Make a conscious choice to operate at all times without opening yourself for resentment or bitterness. Live with an expectation that despite what others are capable of, things will work out and you will see the bright side of any situation.
Find an individual, preferably a mentor or a group, to stay accountable to during this process. Remember the IAF needs to pay attention to principles. So find a mentor that specializes in teaching principles over emotion. Ask yourself three questions and share your plans:
Spend some regular time every week considering the following about being an IAF.
You are a masterpiece. You have a calling that belongs to you and you alone. But until you live that calling, you will not feel fulfilled. The gift of fulfillment is in knowing exactly what you were called to do and not compromising whom you are to do it.
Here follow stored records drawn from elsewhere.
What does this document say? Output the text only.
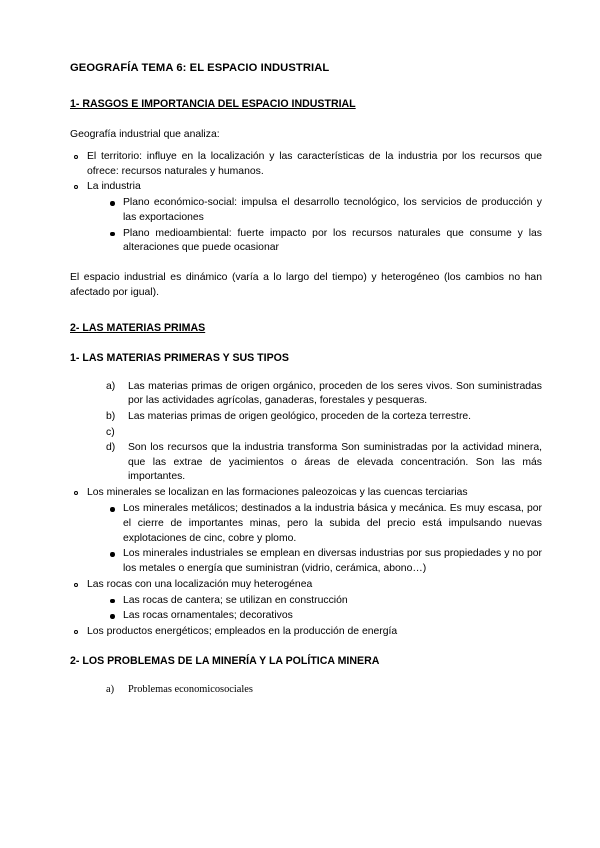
GEOGRAFÍA TEMA 6: EL ESPACIO INDUSTRIAL
1- RASGOS E IMPORTANCIA DEL ESPACIO INDUSTRIAL

Geografía industrial que analiza:

El territorio: influye en la localización y las características de la industria por los recursos que ofrece: recursos naturales y humanos.
La industria
Plano económico-social: impulsa el desarrollo tecnológico, los servicios de producción y las exportaciones
Plano medioambiental: fuerte impacto por los recursos naturales que consume y las alteraciones que puede ocasionar

El espacio industrial es dinámico (varía a lo largo del tiempo) y heterogéneo (los cambios no han afectado por igual).

2- LAS MATERIAS PRIMAS
1- LAS MATERIAS PRIMERAS Y SUS TIPOS
Las materias primas de origen orgánico, proceden de los seres vivos. Son suministradas por las actividades agrícolas, ganaderas, forestales y pesqueras.
Las materias primas de origen geológico, proceden de la corteza terrestre.
Son los recursos que la industria transforma Son suministradas por la actividad minera, que las extrae de yacimientos o áreas de elevada concentración. Son las más importantes.
Los minerales se localizan en las formaciones paleozoicas y las cuencas terciarias
Los minerales metálicos; destinados a la industria básica y mecánica. Es muy escasa, por el cierre de importantes minas, pero la subida del precio está impulsando nuevas explotaciones de cinc, cobre y plomo.
Los minerales industriales se emplean en diversas industrias por sus propiedades y no por los metales o energía que suministran (vidrio, cerámica, abono…)
Las rocas con una localización muy heterogénea
Las rocas de cantera; se utilizan en construcción
Las rocas ornamentales; decorativos
Los productos energéticos; empleados en la producción de energía
2- LOS PROBLEMAS DE LA MINERÍA Y LA POLÍTICA MINERA
Problemas economicosociales
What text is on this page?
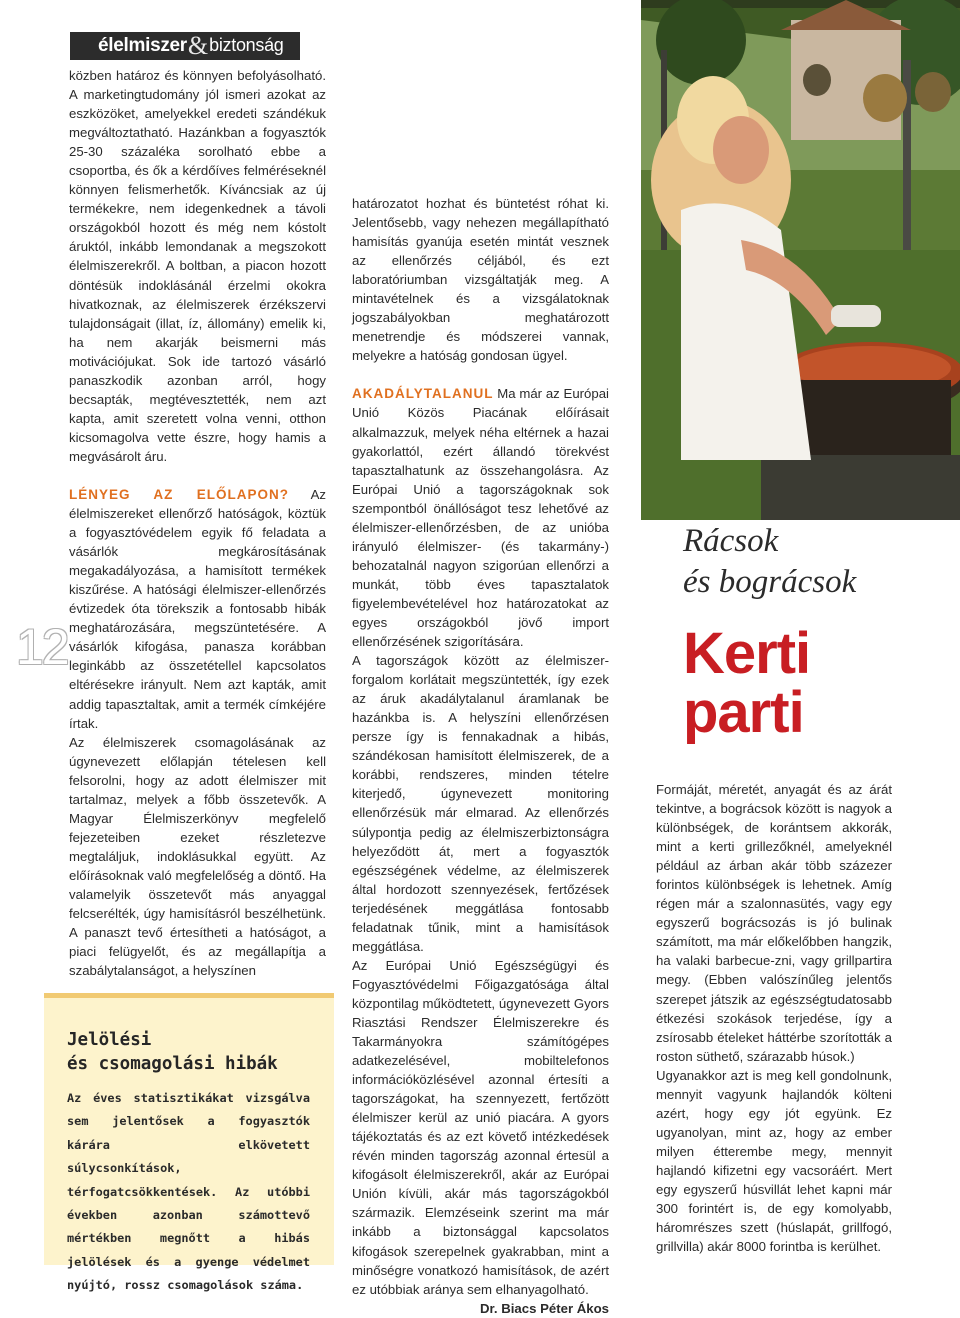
élelmiszer&biztonság
12

közben határoz és könnyen befolyásolható. A marketingtudomány jól ismeri azokat az eszközöket, amelyekkel eredeti szándékuk megváltoztatható. Hazánkban a fogyasztók 25-30 százaléka sorolható ebbe a csoportba, és ők a kérdőíves felméréseknél könnyen felismerhetők. Kíváncsiak az új termékekre, nem idegenkednek a távoli országokból hozott és még nem kóstolt áruktól, inkább lemondanak a megszokott élelmiszerekről. A boltban, a piacon hozott döntésük indoklásánál érzelmi okokra hivatkoznak, az élelmiszerek érzékszervi tulajdonságait (illat, íz, állomány) emelik ki, ha nem akarják beismerni más motivációjukat. Sok ide tartozó vásárló panaszkodik azonban arról, hogy becsapták, megtévesztették, nem azt kapta, amit szeretett volna venni, otthon kicsomagolva vette észre, hogy hamis a megvásárolt áru.

LÉNYEG AZ ELŐLAPON? Az élelmiszereket ellenőrző hatóságok, köztük a fogyasztóvédelem egyik fő feladata a vásárlók megkárosításának megakadályozása, a hamisított termékek kiszűrése. A hatósági élelmiszer-ellenőrzés évtizedek óta törekszik a fontosabb hibák meghatározására, megszüntetésére. A vásárlók kifogása, panasza korábban leginkább az összetétellel kapcsolatos eltérésekre irányult. Nem azt kapták, amit addig tapasztaltak, amit a termék címkéjére írtak.

Az élelmiszerek csomagolásának az úgynevezett előlapján tételesen kell felsorolni, hogy az adott élelmiszer mit tartalmaz, melyek a főbb összetevők. A Magyar Élelmiszerkönyv megfelelő fejezeteiben ezeket részletezve megtaláljuk, indoklásukkal együtt. Az előírásoknak való megfelelőség a döntő. Ha valamelyik összetevőt más anyaggal felcserélték, úgy hamisításról beszélhetünk. A panaszt tevő értesítheti a hatóságot, a piaci felügyelőt, és az megállapítja a szabálytalanságot, a helyszínen

Jelölési
és csomagolási hibák
Az éves statisztikákat vizsgálva sem jelentősek a fogyasztók kárára elkövetett súlycsonkítások, térfogatcsökkentések. Az utóbbi években azonban számottevő mértékben megnőtt a hibás jelölések és a gyenge védelmet nyújtó, rossz csomagolások száma.

határozatot hozhat és büntetést róhat ki. Jelentősebb, vagy nehezen megállapítható hamisítás gyanúja esetén mintát vesznek az ellenőrzés céljából, és ezt laboratóriumban vizsgáltatják meg. A mintavételnek és a vizsgálatoknak jogszabályokban meghatározott menetrendje és módszerei vannak, melyekre a hatóság gondosan ügyel.

AKADÁLYTALANUL Ma már az Európai Unió Közös Piacának előírásait alkalmazzuk, melyek néha eltérnek a hazai gyakorlattól, ezért állandó törekvést tapasztalhatunk az összehangolásra. Az Európai Unió a tagországoknak sok szempontból önállóságot tesz lehetővé az élelmiszer-ellenőrzésben, de az unióba irányuló élelmiszer- (és takarmány-) behozatalnál nagyon szigorúan ellenőrzi a munkát, több éves tapasztalatok figyelembevételével hoz határozatokat az egyes országokból jövő import ellenőrzésének szigorítására.

A tagországok között az élelmiszer-forgalom korlátait megszüntették, így ezek az áruk akadálytalanul áramlanak be hazánkba is. A helyszíni ellenőrzésen persze így is fennakadnak a hibás, szándékosan hamisított élelmiszerek, de a korábbi, rendszeres, minden tételre kiterjedő, úgynevezett monitoring ellenőrzésük már elmarad. Az ellenőrzés súlypontja pedig az élelmiszerbiztonságra helyeződött át, mert a fogyasztók egészségének védelme, az élelmiszerek által hordozott szennyezések, fertőzések terjedésének meggátlása fontosabb feladatnak tűnik, mint a hamisítások meggátlása.

Az Európai Unió Egészségügyi és Fogyasztóvédelmi Főigazgatósága által központilag működtetett, úgynevezett Gyors Riasztási Rendszer Élelmiszerekre és Takarmányokra számítógépes adatkezelésével, mobiltelefonos információközlésével azonnal értesíti a tagországokat, ha szennyezett, fertőzött élelmiszer kerül az unió piacára. A gyors tájékoztatás és az ezt követő intézkedések révén minden tagország azonnal értesül a kifogásolt élelmiszerekről, akár az Európai Unión kívüli, akár más tagországokból származik. Elemzéseink szerint ma már inkább a biztonsággal kapcsolatos kifogások szerepelnek gyakrabban, mint a minőségre vonatkozó hamisítások, de azért ez utóbbiak aránya sem elhanyagolható.

Dr. Biacs Péter Ákos
Rácsok
és bográcsok
Kerti
parti

Formáját, méretét, anyagát és az árát tekintve, a bográcsok között is nagyok a különbségek, de korántsem akkorák, mint a kerti grillezőknél, amelyeknél például az árban akár több százezer forintos különbségek is lehetnek. Amíg régen már a szalonnasütés, vagy egy egyszerű bográcsozás is jó bulinak számított, ma már előkelőbben hangzik, ha valaki barbecue-zni, vagy grillpartira megy. (Ebben valószínűleg jelentős szerepet játszik az egészségtudatosabb étkezési szokások terjedése, így a zsírosabb ételeket háttérbe szorították a roston süthető, szárazabb húsok.)

Ugyanakkor azt is meg kell gondolnunk, mennyit vagyunk hajlandók költeni azért, hogy egy jót együnk. Ez ugyanolyan, mint az, hogy az ember milyen étterembe megy, mennyit hajlandó kifizetni egy vacsoráért. Mert egy egyszerű húsvillát lehet kapni már 300 forintért is, de egy komolyabb, háromrészes szett (húslapát, grillfogó, grillvilla) akár 8000 forintba is kerülhet.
This is the essence of true fulfillment. Remember, fulfillment and happiness are not the same.
Just because you look or feel unhappy does not mean you are not on the path to fulfillment. Popular culture wants to define happiness as the absence of problems (or the ability to pay someone to make them go away). The primary goal of Life is not your happiness and it is not making others happy either.
Whether you have no problems, have nothing but problems, are happy or feel absolutely miserable, there is always a calling to fulfill. The only way to truly walk the pathway of fulfillment is to embrace what Life gives you and live it to the fullest. Of course, there will be challenges. You are designed to recognize the challenges for what they are, learn the necessary principles and skills to face those challenges and finally be content and enjoy Life while navigating through it all.